By Elizabeth Taylor, Tribune literary editor
Chicago Tribune
CHICAGO — Sitting in a meeting room filled with photographs of former chairmen of the Chicago City Council's Finance Committee, the committee's current chairman, Edward M. Burke, alderman of the 14th Ward for the last 38 years, talked like an author.

He and Thomas J. O'Gorman, historian-in-residence of the Irish Fellowship Club of Chicago and a City Hall speechwriter, reflected on their new book, "End of Watch" (Chicago's Books Press, $50), full of photographs and profiles intended to bring honor to the 534 Chicago police officers killed in the line of duty from 1853 to 2006.

Counting these deaths was not as straightforward as one might imagine; Burke and O'Gorman started with the standard Police Department history but uncovered an array of characters whose deaths had eluded that count. Each death is reconstructed from police records and newspaper accounts, and the authors discussed with Tribune literary editor Elizabeth Taylor their determination to establish respect for all the slain officers:

Q: Why do you and the Chicago Police Department differ on the number of police officers killed in action?

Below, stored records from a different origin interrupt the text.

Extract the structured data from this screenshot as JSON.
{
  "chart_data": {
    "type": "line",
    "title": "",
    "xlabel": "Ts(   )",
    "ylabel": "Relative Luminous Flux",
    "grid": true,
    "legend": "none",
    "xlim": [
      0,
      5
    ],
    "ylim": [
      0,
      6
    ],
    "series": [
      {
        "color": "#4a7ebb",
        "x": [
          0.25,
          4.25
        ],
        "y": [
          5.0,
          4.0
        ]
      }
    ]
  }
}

TO: In the lobby of the police headquarters at 35th and Michigan, the actual stars of the line-of-duty officers who have been retired are actually in a very beautiful glass case. And when we began this project, we began with that official list. . . .

Then exactly a year ago, the Chicago police, in preparation for the new memorial wall, released the names of 78 more police officers who had died in the line of duty. . . . Many of them were men that had "keeled over" with a heart attack or such while chasing a criminal, and, thus, hadn't been properly recognized. And then through our own scholarship, we found 12 that maybe slipped through the cracks between 1864 and especially through the 1930s. Many of them were motorcycle policemen for the Park District. So when you add all those figures together, that is where 534 comes from.